'The Count of Monte Cristo' Can't Locate "The Treasure"

He takes his time about it, but Edmond finally assumes his new identity this week.

'The Count of Monte Cristo' Can't Locate "The Treasure"
Sam Claflin in "The Count of Monte Cristo" (Photo: Paolo Modugno/Masterpiece)

The third episode of The Count of Monte Cristo is theoretically meant to be this series's big moment of transition. After suffering for over a decade in a horrific island prison, Edmond Dantèsis free. He's got a literal treasure map. He can finally (maybe?) shave! Yet, there's a strange lack of urgency in this hour, which takes an awfully long time to set Edmond on his infamous revenge quest.

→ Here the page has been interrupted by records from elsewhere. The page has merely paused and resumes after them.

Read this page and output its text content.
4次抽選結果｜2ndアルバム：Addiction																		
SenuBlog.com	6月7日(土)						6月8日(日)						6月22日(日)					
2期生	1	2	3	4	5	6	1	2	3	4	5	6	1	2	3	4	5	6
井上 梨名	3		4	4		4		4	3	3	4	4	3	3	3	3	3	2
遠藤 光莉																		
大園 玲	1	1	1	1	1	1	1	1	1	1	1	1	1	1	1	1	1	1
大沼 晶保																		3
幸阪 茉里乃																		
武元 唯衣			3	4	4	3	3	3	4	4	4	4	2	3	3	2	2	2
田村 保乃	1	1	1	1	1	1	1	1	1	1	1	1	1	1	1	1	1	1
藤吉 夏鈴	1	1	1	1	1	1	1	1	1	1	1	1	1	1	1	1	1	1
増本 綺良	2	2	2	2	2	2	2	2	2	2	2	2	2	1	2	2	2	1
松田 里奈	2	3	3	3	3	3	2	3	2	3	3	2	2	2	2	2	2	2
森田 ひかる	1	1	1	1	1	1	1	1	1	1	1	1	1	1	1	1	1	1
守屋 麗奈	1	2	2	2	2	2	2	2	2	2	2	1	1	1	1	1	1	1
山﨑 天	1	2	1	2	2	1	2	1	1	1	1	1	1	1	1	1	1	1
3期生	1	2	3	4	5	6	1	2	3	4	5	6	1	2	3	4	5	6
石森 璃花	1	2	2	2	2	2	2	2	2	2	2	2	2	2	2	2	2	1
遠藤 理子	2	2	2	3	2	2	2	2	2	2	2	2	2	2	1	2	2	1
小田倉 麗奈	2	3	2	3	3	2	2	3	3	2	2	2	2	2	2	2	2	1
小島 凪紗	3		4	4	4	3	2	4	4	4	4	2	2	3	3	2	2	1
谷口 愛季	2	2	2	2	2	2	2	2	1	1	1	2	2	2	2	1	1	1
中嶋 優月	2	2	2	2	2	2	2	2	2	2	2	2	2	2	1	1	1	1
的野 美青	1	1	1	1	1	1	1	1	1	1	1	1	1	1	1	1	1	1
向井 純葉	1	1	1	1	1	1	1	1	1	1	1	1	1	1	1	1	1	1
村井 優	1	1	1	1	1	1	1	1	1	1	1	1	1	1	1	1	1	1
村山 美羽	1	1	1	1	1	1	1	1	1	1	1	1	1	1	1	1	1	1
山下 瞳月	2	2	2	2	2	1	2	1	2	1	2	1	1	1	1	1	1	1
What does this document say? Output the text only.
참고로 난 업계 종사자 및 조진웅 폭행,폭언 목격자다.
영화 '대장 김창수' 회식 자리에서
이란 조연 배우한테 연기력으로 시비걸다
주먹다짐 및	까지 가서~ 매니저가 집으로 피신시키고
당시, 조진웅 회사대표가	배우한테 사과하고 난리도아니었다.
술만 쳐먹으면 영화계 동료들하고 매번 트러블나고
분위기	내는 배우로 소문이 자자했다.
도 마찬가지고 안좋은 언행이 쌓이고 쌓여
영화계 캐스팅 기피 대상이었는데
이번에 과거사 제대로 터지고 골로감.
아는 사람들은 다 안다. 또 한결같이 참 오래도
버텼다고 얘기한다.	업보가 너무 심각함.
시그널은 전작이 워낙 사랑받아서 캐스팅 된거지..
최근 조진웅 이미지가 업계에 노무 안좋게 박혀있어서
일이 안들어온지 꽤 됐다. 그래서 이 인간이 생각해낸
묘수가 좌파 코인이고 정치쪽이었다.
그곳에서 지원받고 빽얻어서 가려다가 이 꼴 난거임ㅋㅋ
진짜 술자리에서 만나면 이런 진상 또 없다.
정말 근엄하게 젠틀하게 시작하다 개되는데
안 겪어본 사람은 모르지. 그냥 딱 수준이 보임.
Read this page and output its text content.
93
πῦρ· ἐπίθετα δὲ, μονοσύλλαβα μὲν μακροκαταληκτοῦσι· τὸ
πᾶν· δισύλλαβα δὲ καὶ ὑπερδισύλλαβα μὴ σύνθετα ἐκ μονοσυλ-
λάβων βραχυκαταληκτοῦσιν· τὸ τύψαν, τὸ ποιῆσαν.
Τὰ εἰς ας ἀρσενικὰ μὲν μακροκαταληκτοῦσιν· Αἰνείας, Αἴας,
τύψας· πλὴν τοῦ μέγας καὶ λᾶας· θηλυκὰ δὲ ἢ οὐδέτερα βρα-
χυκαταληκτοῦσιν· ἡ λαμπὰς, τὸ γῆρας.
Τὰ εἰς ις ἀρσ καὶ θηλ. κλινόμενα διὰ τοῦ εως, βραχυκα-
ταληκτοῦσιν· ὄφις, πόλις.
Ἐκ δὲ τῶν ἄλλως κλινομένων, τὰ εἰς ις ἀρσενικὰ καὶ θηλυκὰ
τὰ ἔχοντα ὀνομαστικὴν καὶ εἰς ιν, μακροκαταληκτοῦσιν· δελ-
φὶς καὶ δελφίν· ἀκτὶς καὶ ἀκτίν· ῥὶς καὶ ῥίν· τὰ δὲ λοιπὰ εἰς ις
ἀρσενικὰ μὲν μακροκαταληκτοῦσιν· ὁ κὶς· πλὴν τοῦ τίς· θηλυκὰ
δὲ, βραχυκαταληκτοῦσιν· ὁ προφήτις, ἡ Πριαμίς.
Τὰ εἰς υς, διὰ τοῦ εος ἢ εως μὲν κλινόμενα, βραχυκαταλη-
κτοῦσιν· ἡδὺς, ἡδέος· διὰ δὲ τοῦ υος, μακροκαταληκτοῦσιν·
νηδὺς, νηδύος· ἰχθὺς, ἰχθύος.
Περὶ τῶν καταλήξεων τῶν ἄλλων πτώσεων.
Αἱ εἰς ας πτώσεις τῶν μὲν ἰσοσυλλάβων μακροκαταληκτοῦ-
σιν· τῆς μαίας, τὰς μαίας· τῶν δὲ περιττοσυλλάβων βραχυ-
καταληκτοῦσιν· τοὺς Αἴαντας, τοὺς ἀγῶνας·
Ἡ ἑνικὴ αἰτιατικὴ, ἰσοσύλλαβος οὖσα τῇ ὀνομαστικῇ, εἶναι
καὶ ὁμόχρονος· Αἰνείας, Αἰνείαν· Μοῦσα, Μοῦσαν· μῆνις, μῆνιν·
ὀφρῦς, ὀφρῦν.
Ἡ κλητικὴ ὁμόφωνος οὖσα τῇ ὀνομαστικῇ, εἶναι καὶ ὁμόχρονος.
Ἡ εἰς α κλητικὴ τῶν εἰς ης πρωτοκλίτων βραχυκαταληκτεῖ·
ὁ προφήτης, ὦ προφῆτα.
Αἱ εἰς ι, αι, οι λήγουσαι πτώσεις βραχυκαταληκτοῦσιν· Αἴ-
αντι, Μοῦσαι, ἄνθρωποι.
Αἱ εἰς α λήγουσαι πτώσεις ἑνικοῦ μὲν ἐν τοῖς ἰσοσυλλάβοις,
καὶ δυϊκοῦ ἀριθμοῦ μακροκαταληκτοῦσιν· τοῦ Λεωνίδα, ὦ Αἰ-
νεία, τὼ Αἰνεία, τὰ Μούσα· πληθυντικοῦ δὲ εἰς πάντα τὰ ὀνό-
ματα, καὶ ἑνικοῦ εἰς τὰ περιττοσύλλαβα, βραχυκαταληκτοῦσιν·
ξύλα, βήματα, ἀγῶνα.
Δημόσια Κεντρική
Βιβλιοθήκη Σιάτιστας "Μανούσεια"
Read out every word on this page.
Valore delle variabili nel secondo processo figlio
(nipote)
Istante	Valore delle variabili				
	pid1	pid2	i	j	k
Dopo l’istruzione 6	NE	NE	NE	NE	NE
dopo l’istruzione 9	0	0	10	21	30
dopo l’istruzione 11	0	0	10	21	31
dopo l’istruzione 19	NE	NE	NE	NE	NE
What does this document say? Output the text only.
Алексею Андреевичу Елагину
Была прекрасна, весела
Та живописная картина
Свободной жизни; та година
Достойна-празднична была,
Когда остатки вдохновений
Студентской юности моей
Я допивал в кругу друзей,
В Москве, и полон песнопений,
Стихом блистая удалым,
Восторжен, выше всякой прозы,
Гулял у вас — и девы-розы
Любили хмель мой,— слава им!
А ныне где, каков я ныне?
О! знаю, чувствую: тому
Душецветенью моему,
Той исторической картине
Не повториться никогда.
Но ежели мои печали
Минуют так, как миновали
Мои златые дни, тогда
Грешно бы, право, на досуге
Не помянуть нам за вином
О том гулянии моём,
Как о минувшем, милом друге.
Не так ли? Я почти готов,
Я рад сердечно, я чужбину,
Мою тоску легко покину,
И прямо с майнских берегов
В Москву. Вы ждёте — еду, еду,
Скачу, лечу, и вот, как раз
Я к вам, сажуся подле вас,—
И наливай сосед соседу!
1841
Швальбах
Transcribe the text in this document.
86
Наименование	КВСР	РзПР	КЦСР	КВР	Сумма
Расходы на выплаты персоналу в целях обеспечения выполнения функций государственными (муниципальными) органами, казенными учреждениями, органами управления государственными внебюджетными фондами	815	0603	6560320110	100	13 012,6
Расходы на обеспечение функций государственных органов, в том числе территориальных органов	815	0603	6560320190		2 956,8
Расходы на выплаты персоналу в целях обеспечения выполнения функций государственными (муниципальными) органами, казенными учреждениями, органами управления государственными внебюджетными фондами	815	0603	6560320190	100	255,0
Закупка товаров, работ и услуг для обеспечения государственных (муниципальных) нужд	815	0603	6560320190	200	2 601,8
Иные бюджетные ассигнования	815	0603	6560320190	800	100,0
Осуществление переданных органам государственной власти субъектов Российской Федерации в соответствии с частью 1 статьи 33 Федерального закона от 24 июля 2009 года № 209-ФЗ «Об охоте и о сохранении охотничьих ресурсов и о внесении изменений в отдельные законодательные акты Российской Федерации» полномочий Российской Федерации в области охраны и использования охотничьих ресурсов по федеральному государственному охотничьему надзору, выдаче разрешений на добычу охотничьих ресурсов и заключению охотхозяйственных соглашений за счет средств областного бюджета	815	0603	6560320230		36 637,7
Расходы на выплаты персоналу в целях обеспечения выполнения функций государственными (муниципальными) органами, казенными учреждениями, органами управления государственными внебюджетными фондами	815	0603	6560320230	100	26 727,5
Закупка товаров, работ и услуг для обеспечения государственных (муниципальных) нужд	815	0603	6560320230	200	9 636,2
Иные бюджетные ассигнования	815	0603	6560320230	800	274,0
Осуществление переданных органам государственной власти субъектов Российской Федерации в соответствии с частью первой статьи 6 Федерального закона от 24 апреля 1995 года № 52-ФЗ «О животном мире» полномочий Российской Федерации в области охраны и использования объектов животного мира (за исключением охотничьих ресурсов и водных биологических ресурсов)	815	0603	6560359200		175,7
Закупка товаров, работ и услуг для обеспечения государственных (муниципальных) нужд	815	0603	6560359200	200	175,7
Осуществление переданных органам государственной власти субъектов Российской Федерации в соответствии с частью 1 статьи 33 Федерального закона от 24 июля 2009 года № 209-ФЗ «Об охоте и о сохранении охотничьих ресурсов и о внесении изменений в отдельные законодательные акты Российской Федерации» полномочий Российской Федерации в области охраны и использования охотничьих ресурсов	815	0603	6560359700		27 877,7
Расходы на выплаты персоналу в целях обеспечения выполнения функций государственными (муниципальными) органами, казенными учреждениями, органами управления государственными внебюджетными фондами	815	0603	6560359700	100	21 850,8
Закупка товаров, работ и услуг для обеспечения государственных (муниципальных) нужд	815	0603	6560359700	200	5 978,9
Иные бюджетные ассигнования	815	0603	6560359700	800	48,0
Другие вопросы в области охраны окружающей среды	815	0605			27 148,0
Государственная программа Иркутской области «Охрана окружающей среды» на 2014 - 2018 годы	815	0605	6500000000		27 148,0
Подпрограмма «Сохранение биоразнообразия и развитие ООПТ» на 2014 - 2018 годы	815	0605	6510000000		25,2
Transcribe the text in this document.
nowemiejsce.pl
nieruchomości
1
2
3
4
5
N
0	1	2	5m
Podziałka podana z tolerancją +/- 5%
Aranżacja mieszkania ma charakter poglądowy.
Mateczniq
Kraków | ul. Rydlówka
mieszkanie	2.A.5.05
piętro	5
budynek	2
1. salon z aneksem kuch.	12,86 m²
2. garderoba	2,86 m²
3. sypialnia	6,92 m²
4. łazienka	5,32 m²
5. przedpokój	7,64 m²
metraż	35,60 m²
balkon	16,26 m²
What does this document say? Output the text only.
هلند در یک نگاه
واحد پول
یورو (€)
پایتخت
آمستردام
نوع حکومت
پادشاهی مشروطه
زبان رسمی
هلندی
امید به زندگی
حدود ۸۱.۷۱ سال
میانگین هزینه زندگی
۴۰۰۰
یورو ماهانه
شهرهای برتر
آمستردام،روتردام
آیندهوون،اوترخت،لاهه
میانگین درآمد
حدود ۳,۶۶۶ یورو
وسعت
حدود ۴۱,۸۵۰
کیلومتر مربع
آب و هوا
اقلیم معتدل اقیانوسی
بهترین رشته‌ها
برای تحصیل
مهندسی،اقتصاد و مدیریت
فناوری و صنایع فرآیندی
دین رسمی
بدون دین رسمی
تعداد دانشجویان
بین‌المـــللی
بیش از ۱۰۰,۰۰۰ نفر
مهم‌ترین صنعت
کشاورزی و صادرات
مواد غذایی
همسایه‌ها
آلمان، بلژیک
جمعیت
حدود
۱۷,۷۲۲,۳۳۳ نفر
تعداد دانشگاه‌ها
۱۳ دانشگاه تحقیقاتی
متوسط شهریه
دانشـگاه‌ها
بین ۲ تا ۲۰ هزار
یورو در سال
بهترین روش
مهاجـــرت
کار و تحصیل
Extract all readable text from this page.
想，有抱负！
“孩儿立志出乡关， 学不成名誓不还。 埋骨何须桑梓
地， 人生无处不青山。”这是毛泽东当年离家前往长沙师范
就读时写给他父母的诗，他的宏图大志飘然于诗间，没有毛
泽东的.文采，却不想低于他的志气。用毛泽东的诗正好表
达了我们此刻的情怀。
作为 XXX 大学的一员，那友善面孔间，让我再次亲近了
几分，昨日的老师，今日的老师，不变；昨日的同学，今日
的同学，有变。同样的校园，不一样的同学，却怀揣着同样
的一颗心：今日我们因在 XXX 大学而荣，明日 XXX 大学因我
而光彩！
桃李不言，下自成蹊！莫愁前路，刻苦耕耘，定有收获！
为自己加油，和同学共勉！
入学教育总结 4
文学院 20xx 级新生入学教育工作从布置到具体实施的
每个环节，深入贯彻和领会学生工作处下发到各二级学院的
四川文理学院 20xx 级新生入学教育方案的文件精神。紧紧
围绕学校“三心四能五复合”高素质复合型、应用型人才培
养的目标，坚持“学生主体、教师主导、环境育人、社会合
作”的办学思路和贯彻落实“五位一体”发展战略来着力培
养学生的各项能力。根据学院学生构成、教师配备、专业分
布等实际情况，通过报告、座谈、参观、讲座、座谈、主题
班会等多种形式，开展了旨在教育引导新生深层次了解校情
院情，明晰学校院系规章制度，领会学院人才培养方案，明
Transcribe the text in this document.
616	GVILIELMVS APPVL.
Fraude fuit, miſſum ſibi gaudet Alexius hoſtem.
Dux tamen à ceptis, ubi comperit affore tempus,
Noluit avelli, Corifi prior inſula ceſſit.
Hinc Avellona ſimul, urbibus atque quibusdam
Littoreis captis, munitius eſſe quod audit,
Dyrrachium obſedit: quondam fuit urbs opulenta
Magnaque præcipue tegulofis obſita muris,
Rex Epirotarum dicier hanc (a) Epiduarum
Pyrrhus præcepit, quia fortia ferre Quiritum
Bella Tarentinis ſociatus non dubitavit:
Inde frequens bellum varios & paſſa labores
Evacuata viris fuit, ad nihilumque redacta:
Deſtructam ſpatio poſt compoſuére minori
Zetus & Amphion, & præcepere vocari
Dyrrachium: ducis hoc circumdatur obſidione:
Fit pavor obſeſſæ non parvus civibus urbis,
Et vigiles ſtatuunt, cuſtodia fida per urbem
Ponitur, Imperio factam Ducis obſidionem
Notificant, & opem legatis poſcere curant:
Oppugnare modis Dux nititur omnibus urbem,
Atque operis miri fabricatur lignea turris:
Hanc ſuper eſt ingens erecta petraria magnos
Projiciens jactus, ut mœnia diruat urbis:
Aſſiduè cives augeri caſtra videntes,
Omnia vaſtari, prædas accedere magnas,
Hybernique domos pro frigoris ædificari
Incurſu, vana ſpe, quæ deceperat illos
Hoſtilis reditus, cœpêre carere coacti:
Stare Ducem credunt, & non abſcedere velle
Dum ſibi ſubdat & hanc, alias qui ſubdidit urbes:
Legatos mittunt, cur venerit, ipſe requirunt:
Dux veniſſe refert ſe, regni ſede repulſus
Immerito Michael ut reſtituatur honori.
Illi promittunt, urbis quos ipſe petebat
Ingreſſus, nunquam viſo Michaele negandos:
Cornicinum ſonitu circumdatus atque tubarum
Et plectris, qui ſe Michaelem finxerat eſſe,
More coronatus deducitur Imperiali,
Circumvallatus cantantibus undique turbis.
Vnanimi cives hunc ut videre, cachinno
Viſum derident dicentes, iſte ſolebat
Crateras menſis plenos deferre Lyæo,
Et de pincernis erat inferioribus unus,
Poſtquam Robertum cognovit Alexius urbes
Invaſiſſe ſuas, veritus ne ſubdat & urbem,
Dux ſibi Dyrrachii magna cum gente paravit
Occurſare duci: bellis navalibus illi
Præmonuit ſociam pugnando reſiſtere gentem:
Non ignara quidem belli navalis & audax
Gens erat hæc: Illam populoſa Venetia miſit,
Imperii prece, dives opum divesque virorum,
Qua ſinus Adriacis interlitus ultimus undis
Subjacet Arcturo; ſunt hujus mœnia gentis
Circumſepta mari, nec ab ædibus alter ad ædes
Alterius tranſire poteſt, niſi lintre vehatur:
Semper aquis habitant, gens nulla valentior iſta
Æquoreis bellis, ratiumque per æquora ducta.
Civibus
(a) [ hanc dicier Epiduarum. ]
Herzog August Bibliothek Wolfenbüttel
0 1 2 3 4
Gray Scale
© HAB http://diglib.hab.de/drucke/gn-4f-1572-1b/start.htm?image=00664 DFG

Despite looking like a homeless person and being actively chased by soldiers, Edmond – displaying zero situational awareness or planning skills — immediately heads back to Marseilles, where he learns that not only is his father dead and his girlfriend married to one of the men who actively ruined his life, but he himself is also believed to be dead. He's got a gravestone and everything.

(This is, I believe, what my very Southern grandmother would have referred to as "a big dose.")

Edmond truly is a man who just stays losing. But, not to worry, at least he makes a new friend! His rescue of Jacopo (Michele Riondino) from a phalanx of armed Marseilles soldiers requires some suspension of disbelief: A man who's been starving in prison for a decade decks a guard with a single punch, the pair race off to hide in an alley that's about six inches from the most obvious path the police would have searched, the newly rescued Jacopo's decision to not only latch onto a complete stranger but take him along on his boat.